Cogeneration technologies can contribute to preventing energy waste and enhancing energy efficiency, thereby helping to control energy costs for industry, district heating and households, whilst also supporting the resiliency, adequacy and affordability of the energy system as a whole. Most people are completely unaware of how much energy is wasted during the generation and transmission of electricity. In the US, the Energy Information Administration has calculated that energy losses in the electrical system amount to 65%.
At EU level, Eurostat estimates that 45% of energy inputs to heat and power generation are wasted. In the current context – with high energy prices and pressure on supplies – this amount of energy waste is unacceptable.
In sharp contrast to power-only generation, the latest cogeneration technologies currently on the market can deliver efficiency rates of more than 90%. In other words: less than 10% of the energy is lost. All of the remaining energy is captured and can be used by households and businesses either as electricity or to provide heating or cooling. The significance of this becomes even clearer when one considers that, according to official data, heating and cooling in buildings and industry currently accounts for 50% of the EU’s annual energy consumption.

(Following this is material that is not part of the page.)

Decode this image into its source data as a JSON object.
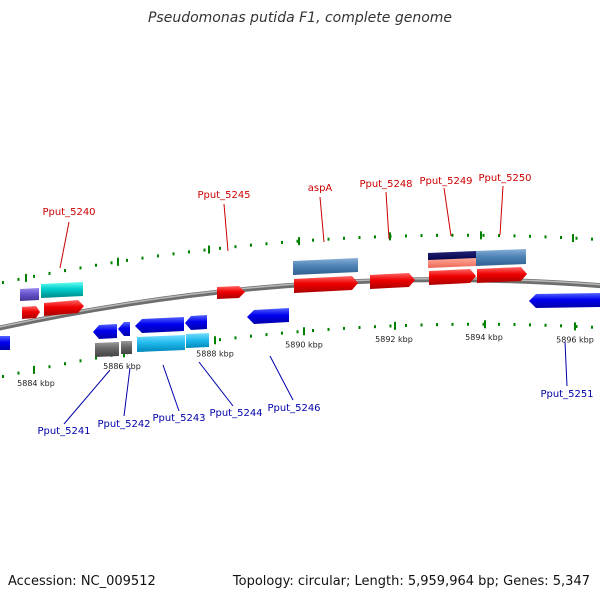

Cogeneration already plays a significant role today – providing 11% of all the electricity and 15% of the heat that is currently used in the European Union. At COGEN Europe, we see the potential for increasing the role of cogeneration in the coming years so that in 2030 it will meet 20% of the electricity demand and 25% of the heat demand in the EU.

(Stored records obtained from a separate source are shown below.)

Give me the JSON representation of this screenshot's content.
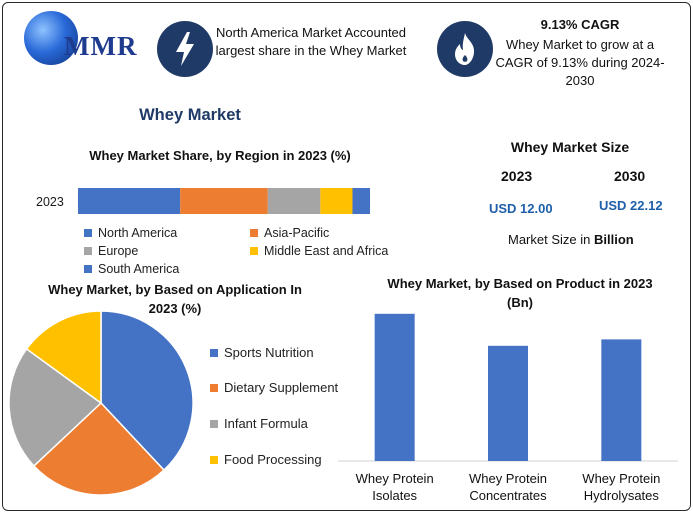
{
  "header": {
    "logo_text": "MMR",
    "highlight1_text": "North America Market Accounted largest share in the Whey Market",
    "highlight2_title": "9.13% CAGR",
    "highlight2_text": "Whey Market to grow at a CAGR of 9.13% during 2024-2030",
    "icon1": "lightning-icon",
    "icon2": "flame-icon"
  },
  "main_title": "Whey Market",
  "market_size": {
    "title": "Whey Market Size",
    "years": [
      "2023",
      "2030"
    ],
    "values": [
      "USD 12.00",
      "USD 22.12"
    ],
    "note_prefix": "Market Size in ",
    "note_unit": "Billion"
  },
  "chart_data": [
    {
      "type": "bar",
      "orientation": "horizontal-stacked",
      "title": "Whey Market Share, by Region in 2023 (%)",
      "categories": [
        "2023"
      ],
      "series": [
        {
          "name": "North America",
          "values": [
            35
          ],
          "color": "#4472c4"
        },
        {
          "name": "Asia-Pacific",
          "values": [
            30
          ],
          "color": "#ed7d31"
        },
        {
          "name": "Europe",
          "values": [
            18
          ],
          "color": "#a5a5a5"
        },
        {
          "name": "Middle East and Africa",
          "values": [
            11
          ],
          "color": "#ffc000"
        },
        {
          "name": "South America",
          "values": [
            6
          ],
          "color": "#4472c4"
        }
      ],
      "xlim": [
        0,
        100
      ],
      "legend_position": "bottom"
    },
    {
      "type": "pie",
      "title": "Whey Market, by Based on Application In 2023 (%)",
      "labels": [
        "Sports Nutrition",
        "Dietary Supplement",
        "Infant Formula",
        "Food Processing"
      ],
      "values": [
        38,
        25,
        22,
        15
      ],
      "colors": [
        "#4472c4",
        "#ed7d31",
        "#a5a5a5",
        "#ffc000"
      ],
      "legend_position": "right"
    },
    {
      "type": "bar",
      "title": "Whey Market, by Based on Product in 2023 (Bn)",
      "categories": [
        "Whey Protein Isolates",
        "Whey Protein Concentrates",
        "Whey Protein Hydrolysates"
      ],
      "category_lines": [
        [
          "Whey Protein",
          "Isolates"
        ],
        [
          "Whey Protein",
          "Concentrates"
        ],
        [
          "Whey Protein",
          "Hydrolysates"
        ]
      ],
      "values": [
        4.6,
        3.6,
        3.8
      ],
      "color": "#4472c4",
      "ylim": [
        0,
        5
      ],
      "grid": false
    }
  ]
}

By 2050, cogeneration will continue to contribute towards a resilient and efficient energy system with net-zero emissions. A recent study commissioned by COGEN Europe estimates that Europe’s total cogeneration capacity could be expanded from 120GW today to 160GW by 2050, meeting up to 16% of electricity demand and 27% of heat demand.
In such a scenario, CHP would benefit all European consumers, including district heating networks, industry and households, reducing their energy costs. Moreover, an increased cogeneration capacity will be crucial for supporting an increasingly electrified and renewable energy system by providing a flexible and cost-effective backup supply of power and heat during times of peak demand and when supplies of electricity from renewables are insufficient. Many industries already use cogeneration technologies to provide them with the electricity and heat they need, and also to ensure that heat produced during industrial processes is captured and re-used – instead of being wasted.